In this example, in order to perform the predictive registration error correcting operation, a correction table as shown in FIG. 2 is stored in a memory of the control device. The correction table indicates that a predictive registration error correction value is ΔE0, ΔE1, ΔE2, . . . when the temperature inside the device is an absolute temperature of T0, T1, T2, . . .
Then, if a result of the determination in step 103 is affirmative (YES), that is, for example, the reference temperature is T0 and if the temperature reaches T1 by a temperature rise after that, the routine proceeds to step 104 so as to perform an operation to correct the amount of registration error ΔE1 corresponding to the temperature T1. Similarly, if the temperature of the device reaches T2 or T3, the predictive registration error correction value ΔE2 and ΔE3 are read by referring to the table shown in FIG. 2 so as to perform a registration error correcting operation in accordance with the predictive registration error correction values.
Further, in step 105, it is determined whether or not an image registration error detection correcting operation timing is reached. That is, the timing is determined according to not the prediction but a result of detection of an actually generated registration error by actually forming patch patterns on the recording medium. The image registration error detection operation timing may be a time when a predetermined time period has passed or a time when the temperature inside the device exceeds a temperature risen from the reference temperature by a predetermined value. If a result of the determination in step 105 is affirmative (YES), the routine returns to step 101 so that the same operation is repeated.
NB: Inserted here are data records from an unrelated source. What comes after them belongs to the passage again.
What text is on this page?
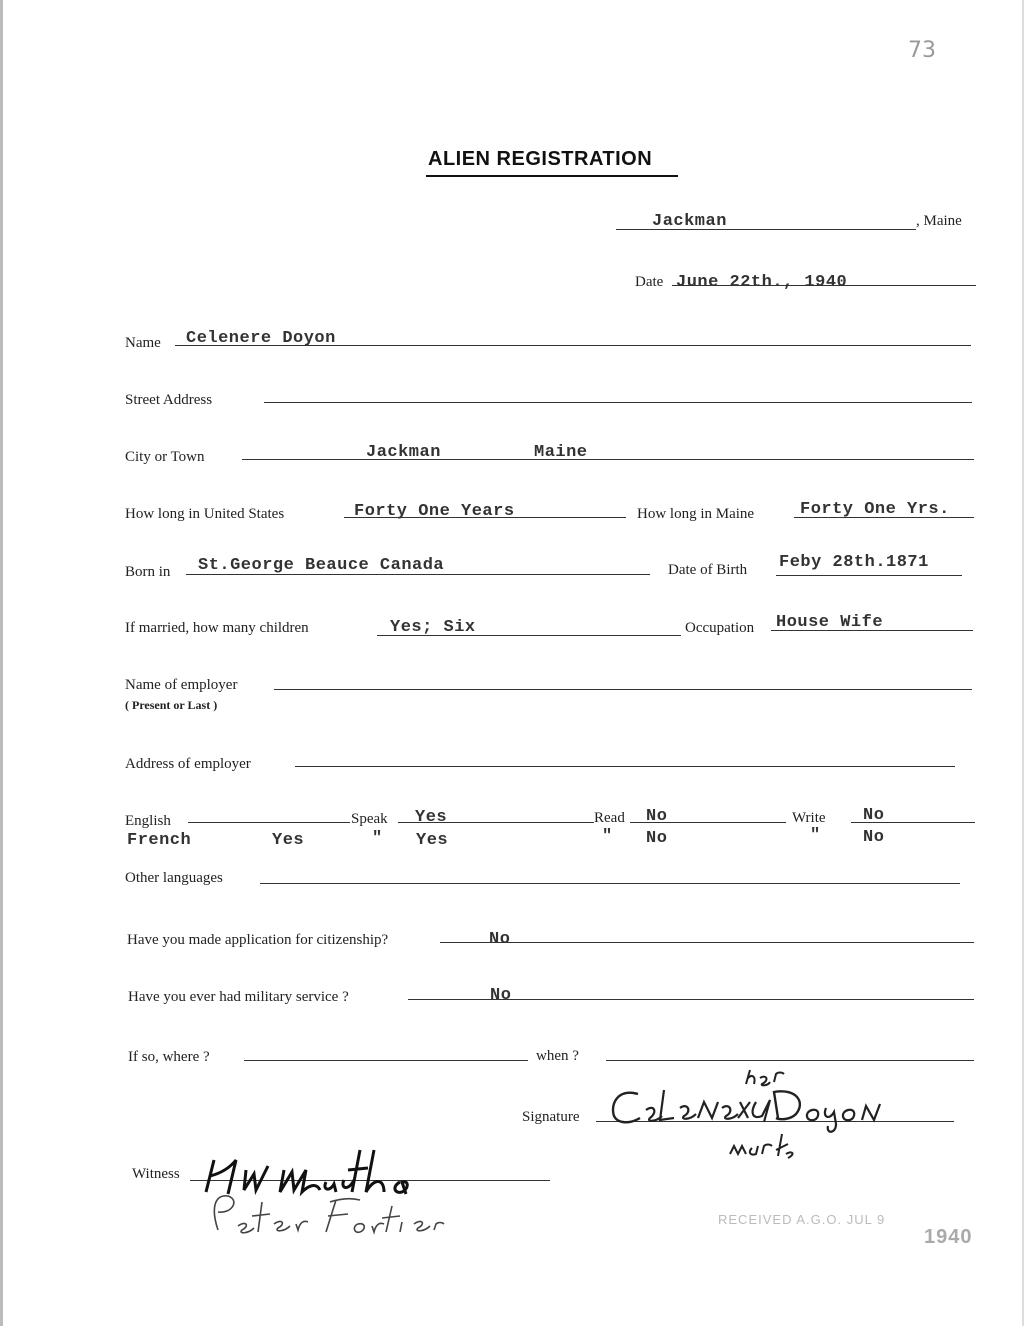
73
ALIEN REGISTRATION
Jackman	, Maine
Date June 22th., 1940
Name Celenere Doyon
Street Address
City or Town	Jackman	Maine
How long in United States	Forty One Years	How long in Maine	Forty One Yrs.
Born in St.George Beauce Canada	Date of Birth Feby 28th.1871
If married, how many children	Yes; Six	Occupation House Wife
Name of employer
( Present or Last )
Address of employer
English	Speak Yes	Read No	Write No
French	Yes	" Yes	" No	" No
Other languages
Have you made application for citizenship?	No
Have you ever had military service ?	No
If so, where ?	when ?
Signature
Witness
RECEIVED A.G.O. JUL 9
1940
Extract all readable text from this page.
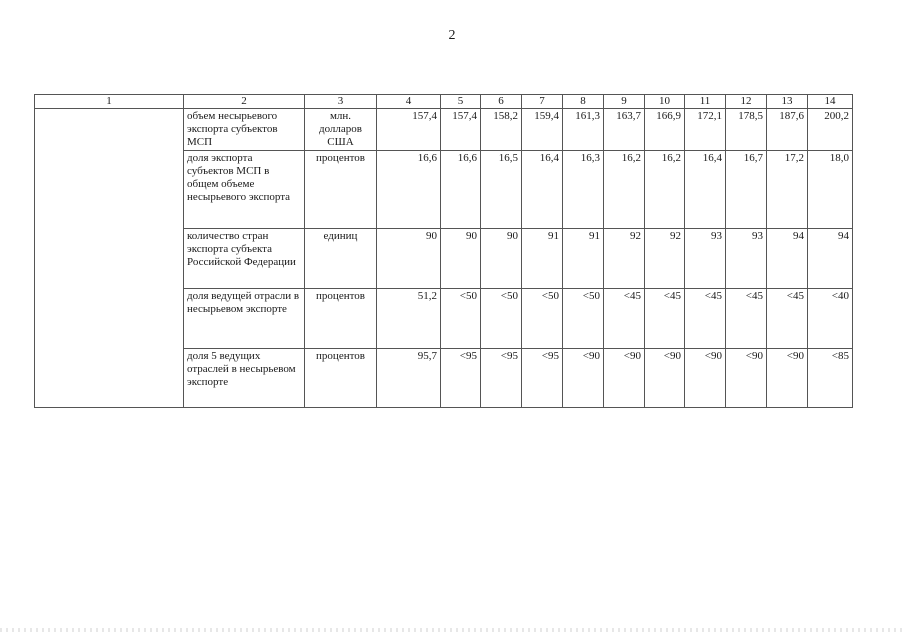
2
1	2	3	4	5	6	7	8	9	10	11	12	13	14
	объем несырьевого экспорта субъектов МСП	млн. долларов США	157,4	157,4	158,2	159,4	161,3	163,7	166,9	172,1	178,5	187,6	200,2
	доля экспорта субъектов МСП в общем объеме несырьевого экспорта	процентов	16,6	16,6	16,5	16,4	16,3	16,2	16,2	16,4	16,7	17,2	18,0
	количество стран экспорта субъекта Российской Федерации	единиц	90	90	90	91	91	92	92	93	93	94	94
	доля ведущей отрасли в несырьевом экспорте	процентов	51,2	<50	<50	<50	<50	<45	<45	<45	<45	<45	<40
	доля 5 ведущих отраслей в несырьевом экспорте	процентов	95,7	<95	<95	<95	<90	<90	<90	<90	<90	<90	<85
However, if a registration error other than that defined in the table is generated, for example, if a change in an amount of registration error due to individual variation or a change in an amount of registration error due to long time of use is generated, there is a problem in the above-mentioned color image forming device that there is no means for automatically correcting the registration error, which results in an increase in an error of the predictive registration error correction according to a temperature and invites deterioration in the image quality, since the above-mentioned conventional example predicts an amount of registration error according to a relationship (table) between to a previously set temperature and an amount of correction so as to perform a correction.
On the other hand, in a case where the image forming units are arranged in a vertical direction, the image forming unit in the upper stage is given an influence of heat generated by the image forming unit of the lower stage, and there is a case where a temperature change rate per unit time of the image forming unit of the upper stage may be different from that of the image forming unit of the lower stage. Thus, there is a case where a single predictive registration error correction table cannot cover all cases.